Our study has some limitations. Our data are from a highly selected population of cases who were brought to the three highest-level public sector hospitals in Vietnam. Therefore, the number of patients with traumatic OHCA is likely to be considerably higher. In addition, data were missing for many variables, e.g., in only 30 patients was it recorded if the pre-hospital advanced airway management was given or not. Moreover, the limited pre-hospital data is available for cases brought by non-EMS (i.e., private or public transport, private ambulance). In our study, a significant proportion of patients with traumatic OHCA came to the hospital in private transport rather than by EMS or private ambulances. Some of these patients might be attended to by primary healthcare providers, may be pronounced dead at the scene of the cardiac arrest or might not be brought to the hospital at all. These factors resulted in incomplete enrolment of patients into the database of the study, which may have introduced selection bias [52]. These limitations might account for some differences in figures reported from other countries.
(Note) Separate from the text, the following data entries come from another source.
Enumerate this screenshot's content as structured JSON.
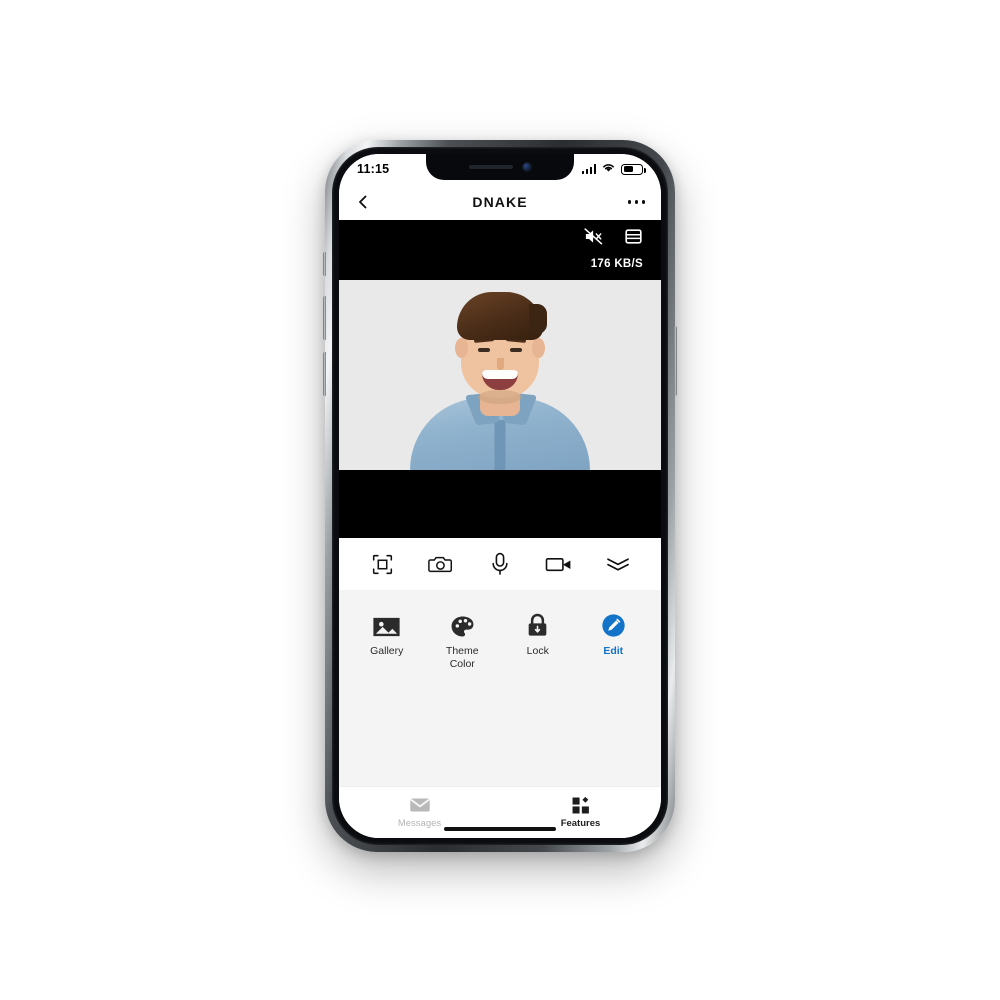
{
  "device": {
    "type": "smartphone-mockup",
    "frame_color": "#2a2d30"
  },
  "status_bar": {
    "time": "11:15",
    "signal_icon": "cellular-signal-icon",
    "wifi_icon": "wifi-icon",
    "battery_icon": "battery-icon"
  },
  "nav_bar": {
    "back_icon": "back-chevron-icon",
    "title": "DNAKE",
    "more_icon": "more-options-icon"
  },
  "video": {
    "mute_icon": "speaker-muted-icon",
    "layout_icon": "split-screen-icon",
    "bitrate": "176 KB/S",
    "subject": "smiling-man-in-denim-shirt"
  },
  "media_toolbar": {
    "buttons": [
      {
        "name": "snapshot-frame-button",
        "icon": "focus-frame-icon"
      },
      {
        "name": "camera-button",
        "icon": "camera-icon"
      },
      {
        "name": "microphone-button",
        "icon": "microphone-icon"
      },
      {
        "name": "video-record-button",
        "icon": "video-camera-icon"
      },
      {
        "name": "collapse-button",
        "icon": "double-chevron-down-icon"
      }
    ]
  },
  "features": {
    "items": [
      {
        "label": "Gallery",
        "icon": "gallery-icon",
        "active": false
      },
      {
        "label": "Theme\nColor",
        "label_line1": "Theme",
        "label_line2": "Color",
        "icon": "palette-icon",
        "active": false
      },
      {
        "label": "Lock",
        "icon": "lock-icon",
        "active": false
      },
      {
        "label": "Edit",
        "icon": "edit-pencil-icon",
        "active": true
      }
    ],
    "accent_color": "#1273C8"
  },
  "tab_bar": {
    "tabs": [
      {
        "label": "Messages",
        "icon": "envelope-icon",
        "active": false
      },
      {
        "label": "Features",
        "icon": "grid-icon",
        "active": true
      }
    ]
  }
}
In conclusion, this was a highly selected cohort of patients with traumatic OHCA presenting to the ED with a low rate of EMS or private ambulance utilization and low survival rates. The low rate of EMS or private ambulance utilization and the poor survival emphasize the need for increasing bystander first-aid and developing an organized trauma system of care, increasing both the number of EMS ambulances and the use of private ambulances, and developing a standard emergency first-aid program for both healthcare personnel and the community.